En Wed, 14 May 2008 18:15:41 -0300, David C. Ullrich  
<dullrich at sprynet.com> escribió:

> Having a hard time phrasing this in the form
> of a question...
>
> The other day I saw a thread where someone asked
> about overrideable properties and nobody offered
> the advice that properties are Bad. So maybe we've
> got over that. I suppose properties could have
> Bad consequences if a user doesn't know they exist
> and think that a certain property of an object is
> just an ordinary attribute. But that applies to
> almost any aspect of any language.
>
> If a person comes from, say, Object Pascal (Delphi)
> then properties are hard to live without. The
> other day I decided I wanted what OP calls an
> "indexed property" or "array property". Couldn't
> figure out how to make a _property_ behave that way.
> So I read a little bit about descriptors, and a
> few minutes later I had an indexedproperty thing
> that works just like property, except it gives
> an indexed property! This is just too cool.
>
> Why? For example, a Matrix should have a row[n]
> property allowing things like
>
> m.row[0] = m.row[1] + m.row[2]
>
> Ok, you could do _that_ by just making row
> an ordinary list of Row objects.

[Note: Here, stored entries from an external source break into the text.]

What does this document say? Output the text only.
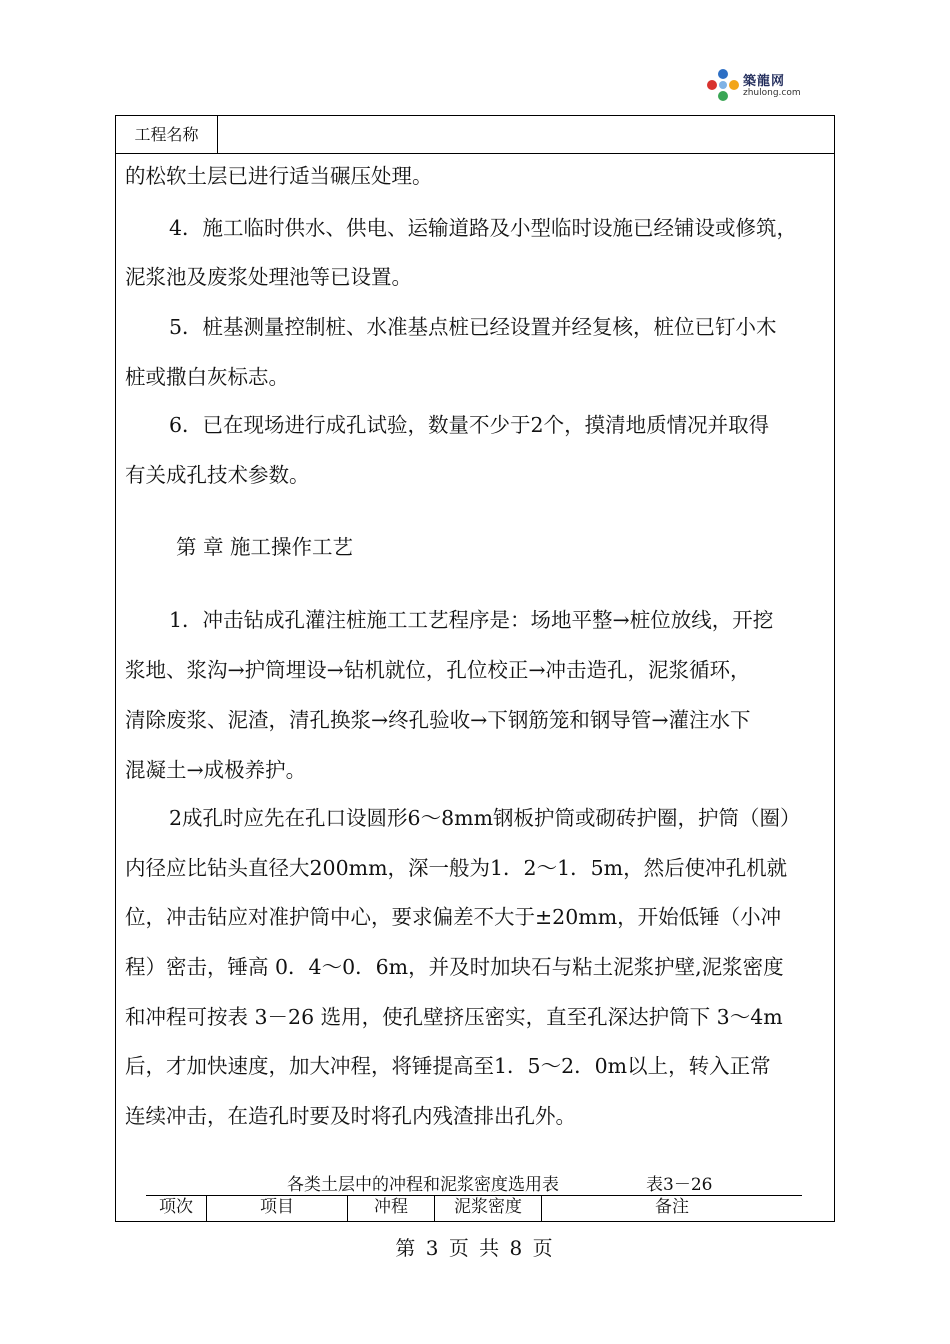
築龍网
zhulong.com
工程名称
的松软土层已进行适当碾压处理。
4．施工临时供水、供电、运输道路及小型临时设施已经铺设或修筑，
泥浆池及废浆处理池等已设置。
5．桩基测量控制桩、水准基点桩已经设置并经复核，桩位已钉小木
桩或撒白灰标志。
6．已在现场进行成孔试验，数量不少于2个，摸清地质情况并取得
有关成孔技术参数。
第 章 施工操作工艺
1．冲击钻成孔灌注桩施工工艺程序是：场地平整→桩位放线，开挖
浆地、浆沟→护筒埋设→钻机就位，孔位校正→冲击造孔，泥浆循环，
清除废浆、泥渣，清孔换浆→终孔验收→下钢筋笼和钢导管→灌注水下
混凝土→成极养护。
2成孔时应先在孔口设圆形6～8mm钢板护筒或砌砖护圈，护筒（圈）
内径应比钻头直径大200mm，深一般为1．2～1．5m，然后使冲孔机就
位，冲击钻应对准护筒中心，要求偏差不大于±20mm，开始低锤（小冲
程）密击，锤高 0．4～0．6m，并及时加块石与粘土泥浆护壁,泥浆密度
和冲程可按表 3－26 选用，使孔壁挤压密实，直至孔深达护筒下 3～4m
后，才加快速度，加大冲程，将锤提高至1．5～2．0m以上，转入正常
连续冲击，在造孔时要及时将孔内残渣排出孔外。
各类土层中的冲程和泥浆密度选用表	表3－26
项次	项目	冲程	泥浆密度	备注
第 3 页 共 8 页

But then
> you'd have to say
>
> m.row[0] = Row([1,2,3])
>
> where I want to be able to say
>
> m.row[0] = [1,2,3]
>
> and have the Row created automatically.
>
> _Also_ with these indexed properties my Matrix
> can have m.row[j] and m.col[k] that look exactly
> the same to a client - we don't want to store a
> list of rows internally and also store the same
> data in a list of columns. Too cool.
>
> Hmm, none of that's a valid excuse for a post here.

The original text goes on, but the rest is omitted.